1736- 1801. The son of John Anthony Ommanney and his wife, Elizabeth Page, he was baptised at Portsea, Hampshire, on 15 August 1736.

Ommanney was commissioned lieutenant on 22 August 1758 and promoted commander on 20 June 1765. He commanded the Zephyr 10 from 1766 until the end of the following year, and in February 1768 commissioned the new Otter 14, serving on the Newfoundland station for each of the following two summers and retaining her until the end of 1769.

He was posted captain on 22 February 1772 and commanded the Panther 60 with the broad pennant of Commodore Molyneux Shuldham at Newfoundland for the following two summers.

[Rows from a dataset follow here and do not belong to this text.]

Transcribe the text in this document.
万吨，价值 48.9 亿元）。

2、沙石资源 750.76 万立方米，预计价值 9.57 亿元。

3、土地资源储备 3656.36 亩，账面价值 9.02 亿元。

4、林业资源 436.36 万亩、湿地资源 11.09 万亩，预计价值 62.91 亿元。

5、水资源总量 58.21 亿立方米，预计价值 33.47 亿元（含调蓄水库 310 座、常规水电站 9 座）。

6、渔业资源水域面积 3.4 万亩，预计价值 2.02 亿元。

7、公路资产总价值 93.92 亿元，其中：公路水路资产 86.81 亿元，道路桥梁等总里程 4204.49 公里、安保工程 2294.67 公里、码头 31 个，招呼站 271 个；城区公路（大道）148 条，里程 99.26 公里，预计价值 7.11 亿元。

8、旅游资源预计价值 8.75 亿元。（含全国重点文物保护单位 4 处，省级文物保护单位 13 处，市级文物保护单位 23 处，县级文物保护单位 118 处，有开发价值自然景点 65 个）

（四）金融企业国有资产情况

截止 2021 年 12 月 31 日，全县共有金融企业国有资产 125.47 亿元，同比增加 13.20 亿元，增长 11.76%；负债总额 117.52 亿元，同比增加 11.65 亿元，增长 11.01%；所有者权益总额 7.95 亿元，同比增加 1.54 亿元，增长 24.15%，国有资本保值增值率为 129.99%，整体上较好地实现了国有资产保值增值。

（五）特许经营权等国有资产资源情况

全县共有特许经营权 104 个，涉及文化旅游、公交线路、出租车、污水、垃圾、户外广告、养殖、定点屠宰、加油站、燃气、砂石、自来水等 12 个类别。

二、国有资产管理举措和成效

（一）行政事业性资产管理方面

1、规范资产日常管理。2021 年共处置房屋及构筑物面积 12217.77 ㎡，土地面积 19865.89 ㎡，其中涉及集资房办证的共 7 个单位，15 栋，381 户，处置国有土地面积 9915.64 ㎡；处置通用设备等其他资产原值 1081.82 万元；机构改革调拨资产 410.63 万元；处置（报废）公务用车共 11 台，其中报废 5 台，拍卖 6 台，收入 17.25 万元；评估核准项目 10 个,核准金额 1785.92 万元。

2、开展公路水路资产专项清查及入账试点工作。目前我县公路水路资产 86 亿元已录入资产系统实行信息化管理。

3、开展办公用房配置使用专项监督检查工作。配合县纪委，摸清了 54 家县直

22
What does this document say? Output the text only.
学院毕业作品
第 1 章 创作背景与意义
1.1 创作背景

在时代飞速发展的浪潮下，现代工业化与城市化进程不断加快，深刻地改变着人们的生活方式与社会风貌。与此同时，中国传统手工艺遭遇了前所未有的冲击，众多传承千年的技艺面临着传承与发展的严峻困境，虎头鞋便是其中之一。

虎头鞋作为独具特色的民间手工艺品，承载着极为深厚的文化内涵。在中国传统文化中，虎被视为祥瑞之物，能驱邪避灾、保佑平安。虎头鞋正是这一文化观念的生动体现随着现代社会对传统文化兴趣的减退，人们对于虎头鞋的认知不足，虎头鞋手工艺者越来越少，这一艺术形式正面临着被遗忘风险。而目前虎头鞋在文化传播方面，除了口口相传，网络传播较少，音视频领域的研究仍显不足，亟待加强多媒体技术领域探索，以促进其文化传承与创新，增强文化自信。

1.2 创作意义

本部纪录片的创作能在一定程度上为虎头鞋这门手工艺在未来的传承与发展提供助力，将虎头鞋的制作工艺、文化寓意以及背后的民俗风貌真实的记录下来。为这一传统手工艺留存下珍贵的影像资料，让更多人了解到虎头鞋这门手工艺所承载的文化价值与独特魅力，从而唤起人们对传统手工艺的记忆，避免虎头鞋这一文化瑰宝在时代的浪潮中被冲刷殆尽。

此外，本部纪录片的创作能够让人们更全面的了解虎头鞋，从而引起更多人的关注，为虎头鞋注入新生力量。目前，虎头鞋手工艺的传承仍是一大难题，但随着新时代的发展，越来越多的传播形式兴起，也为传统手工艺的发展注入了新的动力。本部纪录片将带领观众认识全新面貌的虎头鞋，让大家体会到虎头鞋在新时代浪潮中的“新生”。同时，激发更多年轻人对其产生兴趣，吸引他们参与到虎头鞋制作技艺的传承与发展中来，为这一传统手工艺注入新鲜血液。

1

Ommanney next commanded the Tartar 28 from 1776, going out to North America in the early summer and participating in the campaign to capture New York from July-October. In 1777 he sailed for Quebec with a convoy from New York before returning in July, and thereafter he commanded a squadron of small vessels in the North River. The Tartar was paid off in the autumn of 1778.

He did not see any further service but became a superannuated rear-admiral in 1794 and died on 26 March 1801.

On 19 January 1773 he married Martha Manaton and together they had six sons and a daughter. His sons included Admiral Sir John Acworth Ommanney, Sir Francis Molyneux Ommanney, the M.P. for Barnstaple, Admiral Henry Manaton Ommanney, Captain Cornthwaite Ommanney of the Light Dragoons, and Lieutenant Montagu Ommanney of the Royal Artillery, who died serving in the West Indies in 1796. His address was Millbank Row, Westminster.

Ommanney was regarded by some as a zealous disciplinarian.